What Is the Ego? (2024)

What Is the Ego? (2)

Human nature is a desire to enjoy, and the ego is the intention to enjoy at others’ expense.

Our desire to enjoy is divided into individual, social and spiritual desires:

· Individual desires — for food, sex, family and shelter.

· Social desires — for money, honor, control and knowledge.

· Spiritual desire — or more accurately, the nucleus of a spiritual desire (called a “point in the heart”) that questions life’s meaning and purpose. It starts emerging when we start feeling less and less fulfilled in our individual and social desires, and it can be developed into a full spiritual desire.

What Is the Ego? (3)

The ego, i.e., the intention to enjoy at the expense of others, does not relate to our individual desires for food, sex, family and shelter. These are purely animalistic desires that operate on us in order for us to preserve our survival as individuals and as a human species. It is similar to how there is a force working on inanimate objects to hold their form.

The ego becomes activated at the level of our social desires. Starting with the desire for money, it is a desire that fundamentally wants what the other has.

If we look at human evolution as a succession of the above-mentioned desires, then we can see how in early days of human evolution, i.e., our “caveman days,” we lived and worked only to satisfy our individual desires for food, sex, family and shelter.

After a certain period, we started wanting what others had. The desire for money urged us to fence off from each other, differentiating our property from the property of others, and developing systems of exchange between us. This is the start of the expression of the ego in human society.

The more the ego grows, the more we want to enjoy at the expense of others.

Therefore, the more humanity developed, the more people assumed positions of power, honor and fame and excelled in sciences, philosophies and the arts.

Today, we’ve reached a point where our individual and social desires are satiated. We’re feeling less and less fulfillment in operating according to the ego. It is due to the next level of spiritual desire starting to awaken in us.

The spiritual desire is above the ego. Nature guides us through a developmental process where we undergo many years of pre-egoistic development by satisfying only survival needs, and then 1,000s of years of egoistic development through desires for money, honor, control and knowledge.

In the final stage of humanity’s development, starting in our era, we undergo the “revelation of evil” in our egoistic development — where we cannot fulfill ourselves by trying to enjoy individually at the expense of others — and start realizing the new spiritual desire that surfaces.

In this transitional period between peak egoistic development and spiritual development, we as a society experience increasing negative phenomena, such as depression, stress, anxiety and loneliness as individuals, and division, conflict, xenophobia, divorce, bullying, abuse, exploitation and manipulation as a society. Such phenomena appear in order to show us that we can no longer fulfill ourselves, and will become desperate and helpless trying to do so, according to our natural, inborn egoistic inclination.

Thus, as Kabbalists have been discussing for generations, in our present times, we need to undergo a fundamental transformation of our egoism and realize our new spiritual desire.

Realizing the new spiritual desire means rising above the ego, i.e., aiming to benefit others instead of ourselves. In other words, by changing our inborn egoistic intention to benefit ourselves into an altruistic intention to benefit others, we realize our spiritual desire, and thus balance ourselves with the next stage of evolution nature is guiding us toward.

And when we balance ourselves with this new stage of evolution, we experience it as a new harmonious and perfect state.

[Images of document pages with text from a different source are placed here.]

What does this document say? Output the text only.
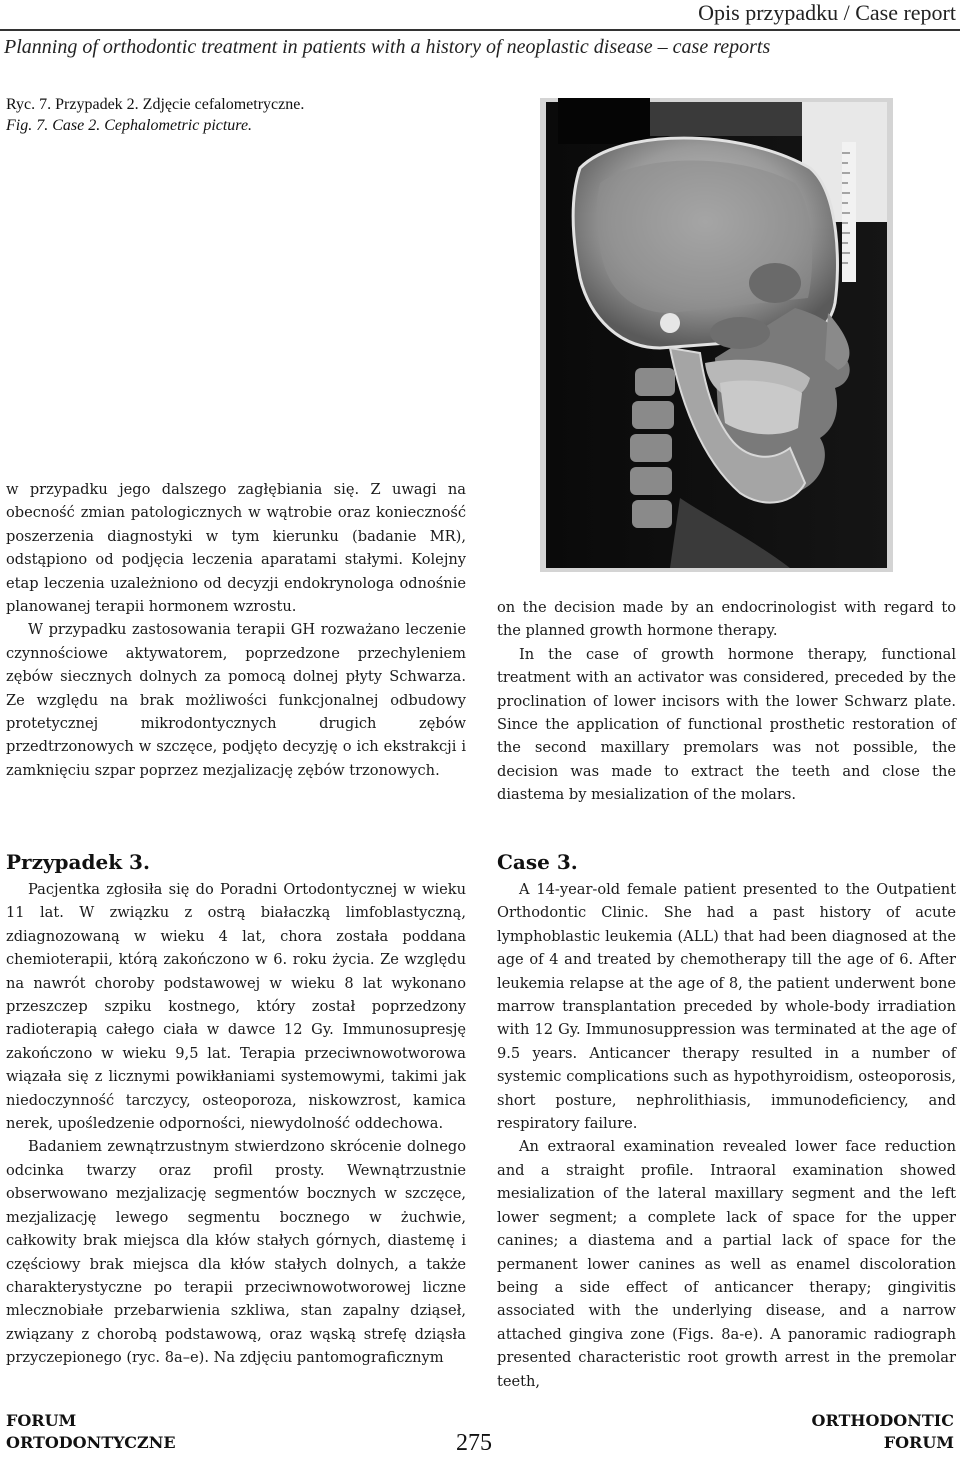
Opis przypadku / Case report
Planning of orthodontic treatment in patients with a history of neoplastic disease – case reports
Ryc. 7. Przypadek 2. Zdjęcie cefalometryczne.
Fig. 7. Case 2. Cephalometric picture.

w przypadku jego dalszego zagłębiania się. Z uwagi na obecność zmian patologicznych w wątrobie oraz konieczność poszerzenia diagnostyki w tym kierunku (badanie MR), odstąpiono od podjęcia leczenia aparatami stałymi. Kolejny etap leczenia uzależniono od decyzji endokrynologa odnośnie planowanej terapii hormonem wzrostu.

W przypadku zastosowania terapii GH rozważano leczenie czynnościowe aktywatorem, poprzedzone przechyleniem zębów siecznych dolnych za pomocą dolnej płyty Schwarza. Ze względu na brak możliwości funkcjonalnej odbudowy protetycznej mikrodontycznych drugich zębów przedtrzonowych w szczęce, podjęto decyzję o ich ekstrakcji i zamknięciu szpar poprzez mezjalizację zębów trzonowych.

on the decision made by an endocrinologist with regard to the planned growth hormone therapy.

In the case of growth hormone therapy, functional treatment with an activator was considered, preceded by the proclination of lower incisors with the lower Schwarz plate. Since the application of functional prosthetic restoration of the second maxillary premolars was not possible, the decision was made to extract the teeth and close the diastema by mesialization of the molars.

Przypadek 3.

Pacjentka zgłosiła się do Poradni Ortodontycznej w wieku 11 lat. W związku z ostrą białaczką limfoblastyczną, zdiagnozowaną w wieku 4 lat, chora została poddana chemioterapii, którą zakończono w 6. roku życia. Ze względu na nawrót choroby podstawowej w wieku 8 lat wykonano przeszczep szpiku kostnego, który został poprzedzony radioterapią całego ciała w dawce 12 Gy. Immunosupresję zakończono w wieku 9,5 lat. Terapia przeciwnowotworowa wiązała się z licznymi powikłaniami systemowymi, takimi jak niedoczynność tarczycy, osteoporoza, niskowzrost, kamica nerek, upośledzenie odporności, niewydolność oddechowa.

Badaniem zewnątrzustnym stwierdzono skrócenie dolnego odcinka twarzy oraz profil prosty. Wewnątrzustnie obserwowano mezjalizację segmentów bocznych w szczęce, mezjalizację lewego segmentu bocznego w żuchwie, całkowity brak miejsca dla kłów stałych górnych, diastemę i częściowy brak miejsca dla kłów stałych dolnych, a także charakterystyczne po terapii przeciwnowotworowej liczne mlecznobiałe przebarwienia szkliwa, stan zapalny dziąseł, związany z chorobą podstawową, oraz wąską strefę dziąsła przyczepionego (ryc. 8a–e). Na zdjęciu pantomograficznym

Case 3.

A 14-year-old female patient presented to the Outpatient Orthodontic Clinic. She had a past history of acute lymphoblastic leukemia (ALL) that had been diagnosed at the age of 4 and treated by chemotherapy till the age of 6. After leukemia relapse at the age of 8, the patient underwent bone marrow transplantation preceded by whole-body irradiation with 12 Gy. Immunosuppression was terminated at the age of 9.5 years. Anticancer therapy resulted in a number of systemic complications such as hypothyroidism, osteoporosis, short posture, nephrolithiasis, immunodeficiency, and respiratory failure.

An extraoral examination revealed lower face reduction and a straight profile. Intraoral examination showed mesialization of the lateral maxillary segment and the left lower segment; a complete lack of space for the upper canines; a diastema and a partial lack of space for the permanent lower canines as well as enamel discoloration being a side effect of anticancer therapy; gingivitis associated with the underlying disease, and a narrow attached gingiva zone (Figs. 8a-e). A panoramic radiograph presented characteristic root growth arrest in the premolar teeth,

FORUM
ORTODONTYCZNE	275
ORTHODONTIC
FORUM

If we fail to undergo the transition and continue stubbornly trying to fulfill our own selves at the expense of others, then we will continue feeling pains and pressures, ultimately leading us to more and more suffering and desperation.

It is thus my hope that we will realize the method we’ve been given, the wisdom of Kabbalah, and bring ourselves into balance with nature, acquiring wisdom to accurately define who and what we are, what is this ego sneakily working at every moment in each of us, and learning how to rise above it in order to experience newfound wholeness and perfection.

What Is the Ego? (2024)

FAQs

What Is the Ego? ›

The ego usually refers to an individual's sense of self or perception of their identity. It can encompass a person's thoughts, beliefs, attitudes, and values, and can be seen as a mediator between the individual and the external world.

What is ego easy way to explain? ›

In everyday usage, the term 'ego' is often used to describe a person's sense of self-importance. When someone says that a person has a big ego, they imply that that person is conceited or has an exaggerated sense of self-importance.

What is ego in simple words? ›

Someone's ego is their sense of their own worth. For example, if someone has a large ego, they think they are very important and valuable. He had a massive ego; never would he admit he was wrong. Synonyms: self-esteem, self-confidence, self-respect, self-image More Synonyms of ego. 2.

What is ego as explained by? ›

Ego (Latin: “I”), according to Freud, comprises the executive functions of personality by serving as the integrator of the outer and inner worlds as well as of the id and the superego.